Janssen anticipates that Darzalex Faspro will be available to patients by May 11, and notes that Darzalex will still be available to those who prefer an infusion treatment.
“The Multiple Myeloma Research Foundation shares a common goal with Janssen in advancing treatments for multiple myeloma and addressing the unmet needs of this patient community,” Paul Giusti, foundation president and CEO, said in a press release.

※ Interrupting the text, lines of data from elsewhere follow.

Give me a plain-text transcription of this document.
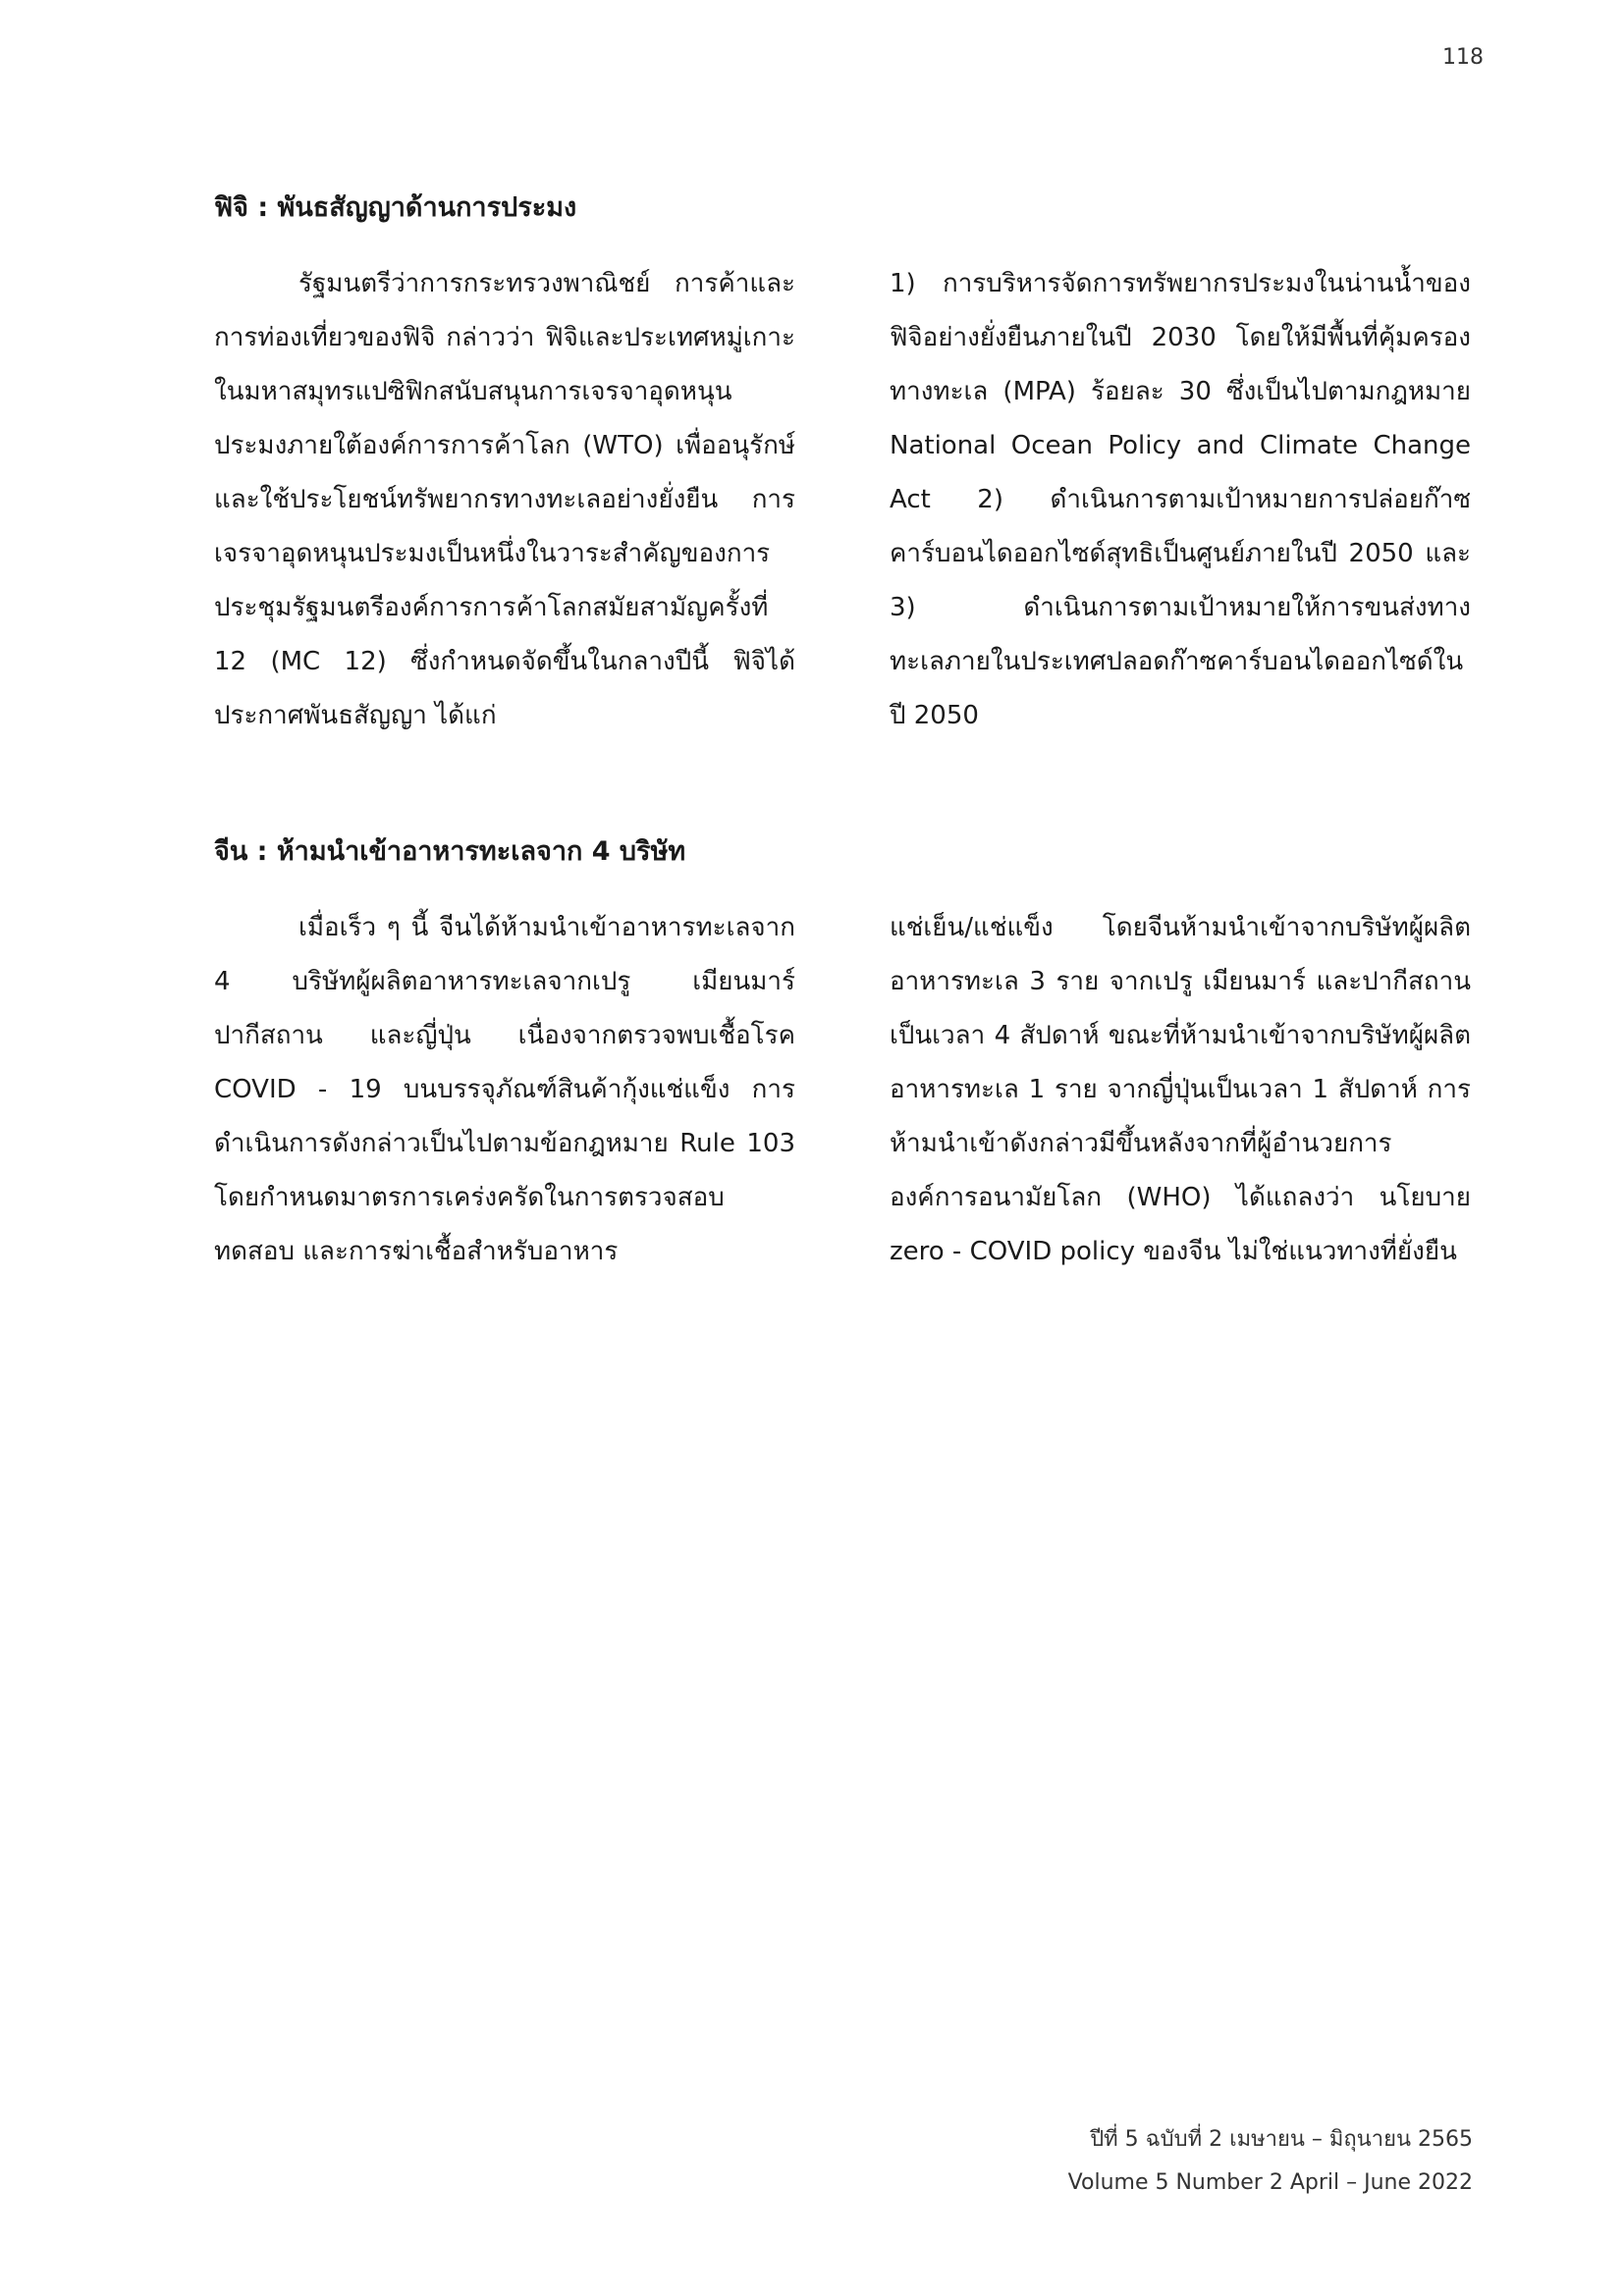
118
ฟิจิ : พันธสัญญาด้านการประมง

รัฐมนตรีว่าการกระทรวงพาณิชย์ การค้าและการท่องเที่ยวของฟิจิ กล่าวว่า ฟิจิและประเทศหมู่เกาะในมหาสมุทรแปซิฟิกสนับสนุนการเจรจาอุดหนุนประมงภายใต้องค์การการค้าโลก (WTO) เพื่ออนุรักษ์และใช้ประโยชน์ทรัพยากรทางทะเลอย่างยั่งยืน การเจรจาอุดหนุนประมงเป็นหนึ่งในวาระสำคัญของการประชุมรัฐมนตรีองค์การการค้าโลกสมัยสามัญครั้งที่ 12 (MC 12) ซึ่งกำหนดจัดขึ้นในกลางปีนี้ ฟิจิได้ประกาศพันธสัญญา ได้แก่

1) การบริหารจัดการทรัพยากรประมงในน่านน้ำของฟิจิอย่างยั่งยืนภายในปี 2030 โดยให้มีพื้นที่คุ้มครองทางทะเล (MPA) ร้อยละ 30 ซึ่งเป็นไปตามกฎหมาย National Ocean Policy and Climate Change Act 2) ดำเนินการตามเป้าหมายการปล่อยก๊าซคาร์บอนไดออกไซด์สุทธิเป็นศูนย์ภายในปี 2050 และ 3) ดำเนินการตามเป้าหมายให้การขนส่งทางทะเลภายในประเทศปลอดก๊าซคาร์บอนไดออกไซด์ในปี 2050

จีน : ห้ามนำเข้าอาหารทะเลจาก 4 บริษัท

เมื่อเร็ว ๆ นี้ จีนได้ห้ามนำเข้าอาหารทะเลจาก 4 บริษัทผู้ผลิตอาหารทะเลจากเปรู เมียนมาร์ ปากีสถาน และญี่ปุ่น เนื่องจากตรวจพบเชื้อโรค COVID - 19 บนบรรจุภัณฑ์สินค้ากุ้งแช่แข็ง การดำเนินการดังกล่าวเป็นไปตามข้อกฎหมาย Rule 103 โดยกำหนดมาตรการเคร่งครัดในการตรวจสอบ ทดสอบ และการฆ่าเชื้อสำหรับอาหาร

แช่เย็น/แช่แข็ง โดยจีนห้ามนำเข้าจากบริษัทผู้ผลิตอาหารทะเล 3 ราย จากเปรู เมียนมาร์ และปากีสถานเป็นเวลา 4 สัปดาห์ ขณะที่ห้ามนำเข้าจากบริษัทผู้ผลิตอาหารทะเล 1 ราย จากญี่ปุ่นเป็นเวลา 1 สัปดาห์ การห้ามนำเข้าดังกล่าวมีขึ้นหลังจากที่ผู้อำนวยการองค์การอนามัยโลก (WHO) ได้แถลงว่า นโยบาย zero - COVID policy ของจีน ไม่ใช่แนวทางที่ยั่งยืน

ปีที่ 5 ฉบับที่ 2 เมษายน – มิถุนายน 2565
Volume 5 Number 2 April – June 2022
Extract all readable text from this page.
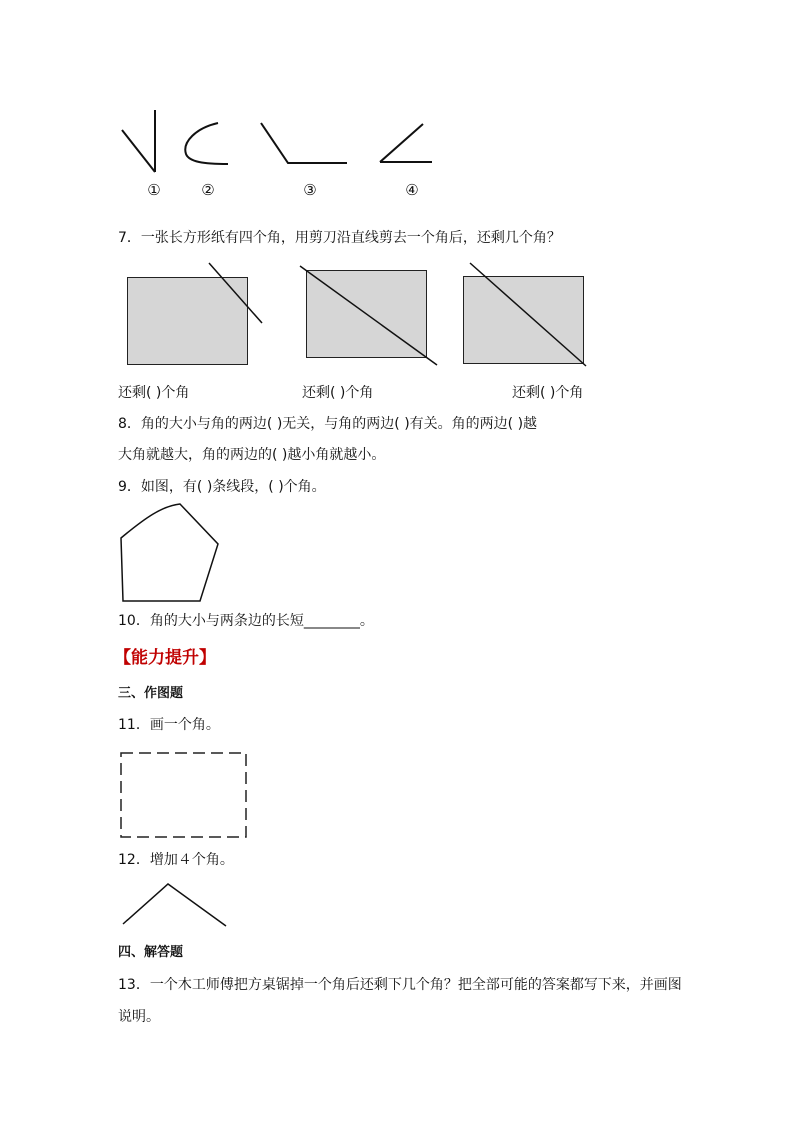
①	②	③	④
7．一张长方形纸有四个角，用剪刀沿直线剪去一个角后，还剩几个角？
还剩( )个角	还剩( )个角	还剩( )个角
8．角的大小与角的两边( )无关，与角的两边( )有关。角的两边( )越
大角就越大，角的两边的( )越小角就越小。
9．如图，有( )条线段，( )个角。
10．角的大小与两条边的长短________。
【能力提升】
三、作图题
11．画一个角。
12．增加４个角。
四、解答题
13．一个木工师傅把方桌锯掉一个角后还剩下几个角？把全部可能的答案都写下来，并画图
说明。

“The approval of Darzalex Faspro marks an important milestone which will help make a positive difference in the lives of patients who depend on this effective therapy,” Giusti added.
Approval was based on data from two ongoing clinical trials: the multicenter and randomized COLUMBA Phase 3 trial (NCT03277105), and the multicenter and open label PLEIADES Phase 2 trial (NCT03412565).
COLUMBA enrolled 522 relapse/refractory myeloma patients: those who had tried at least three prior lines of therapy, including a proteasome inhibitor and an immunomodulatory agent, and those who failed to respond to both types of therapy.
Its goal was to directly compare the two daratumumab formulations and determine that Darzalex Faspro was at least non-inferior to Darzalex in terms of response rates, safety, time to disease worsening or death, and overall survival.
Results showed that a similar proportion of patients responded to the subcutaneous formulation (41%) as those given intravenous Darzalex (37%). The time patients lived without disease worsening and safety were also similar for the two formulations, but fewer patients on Darzalex Faspro experienced infusion-related reactions (13%) compared to those on Darzalex (35%).
Patients were treated with Darzalex Faspro over a median injection time of five minutes, while those on Darzalex required a median of seven hours to receive the first infusion, 4.3 hours for the second, and 3.4 hours for subsequent infusions.
PLEIADES is a multi-arm trial investigating the efficacy of Darzalex Faspro in a range of people with multiple myeloma. These include newly diagnosed patients, for whom it is being given in combination with Velcade, melphalan and prednisone, and relapsed or refractory patients, who are receiving it in combination with Revlimid and dexamethasone.
In these two populations, the combinations tested led to a response rate of 88.1% and 90.8%. The combinations were seen to be safe and well-tolerated, with the most common adverse reactions being respiratory tract infection in the Velcade arm, and fatigue, diarrhea, infections, fever, constipation, and shortness of breath in the Revlimid arm.
Two additional groups in PLEIADES are testing Darzalex Faspro in combination with Velcade, Revlimid and dexamethasone, and with Kyprolis and dexamethasone.
“Since the approval of daratumumab, a robust body of evidence has established its use as a treatment for multiple myeloma in both the frontline and relapsed and refractory settings,” said Saad Z. Usmani, MD, division chief of Plasma Cell Disorders at the Levine Cancer Institute in North Carolina. “With Darzalex Faspro there may be fewer administration-related reactions compared to intravenous Darzalex, providing an additional treatment option that may help patients, oncologists and nursing staff.”
Information and support services for patients in the U.S. wanting access to Darzalex Faspro is available through the company’s Janssen CarePath Program for Darzalex, including treatment availability at about $5 per injection for those eligible.
“Based on its favorable profile, we are accelerating the development of Darzalex Faspro and evaluating its potential in multiple ongoing studies,” said Mathai Mammen, MD, PhD, global head for Janssen Research and Development.
The company is also seeking its approval with regulatory authorities worldwide.